On the liner notes, Donal gives the background to each track of music, just as the Clancy Brothers did at their concerts. It was like an Irish history lesson and was so much more meaningful for each piece of music.
WHAT THE SHITE
Shite 'n' Onions: Volume 2
Shite 'n' Onions is a compilation album of Celtic punk. From the success of Volume 1, John Murphy has compiled a new set of tunes from bands that breathe Guinness and thrash potatoes.
Actually all the music is frantic and full throttle and all the singers have that raw whisky gravelly voice, kind of Luke Kelly, Shane MacGowan or Black 47 sound. I couldn't stop laughing at some of the lyrics but really the music is great. You wouldn't be bored at this party! Even the names of the bands are laughable...it's refreshing.
However, I don't believe this CD would be the traditional music aficionados cup of tea.
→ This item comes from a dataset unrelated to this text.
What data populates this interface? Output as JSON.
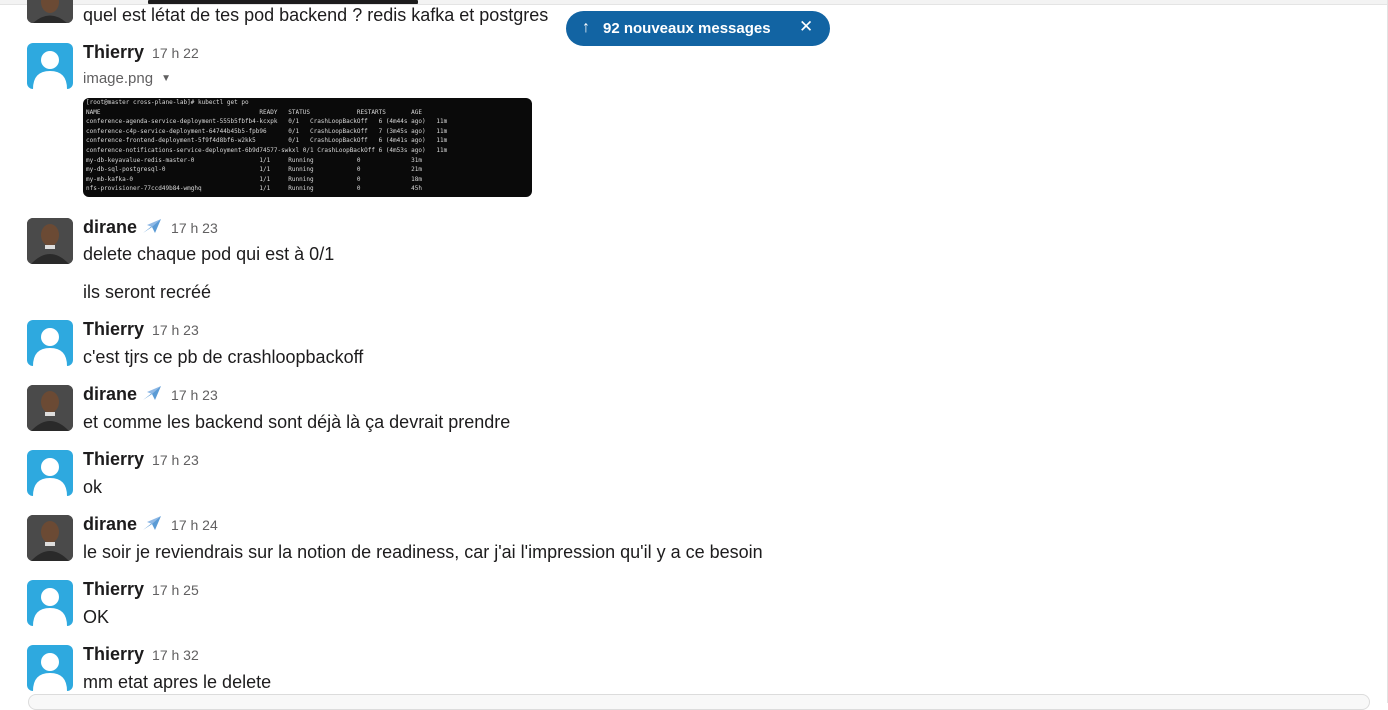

John Murphy describes Celtic punk as rough, tough and raw...the sound of Irish working men letting loose after hard day's laboring on the building sites of London and Birmingham.
The bands and tracks are as follows: Blaggards, Drunken Sailor; Jackdaw, Hogjaw; The Goset, Sing Me A Song; The Kissers, Kicked In The Head; Three Day Threshold, Pub With No Beer; The Peelers, Plastic Paddy; Jug O Punch, Blackheart; Larkin, My Day Of Reckoning; Mutiny, Struggle Town & Digging Gold; The Gobshites, Cheers; The Town Pants, The Weight of Words; Icewagonflu, Trinity; McGillicuddys, On The Rocks; Sharky Doyles, King Of The One Eleven; Warblefly, The Ballad of Ali Abbas; The Pubcrawlers, My Brother Sylveste; The Porters, Weila Weila; and Barney Murray, Troublesome Girl.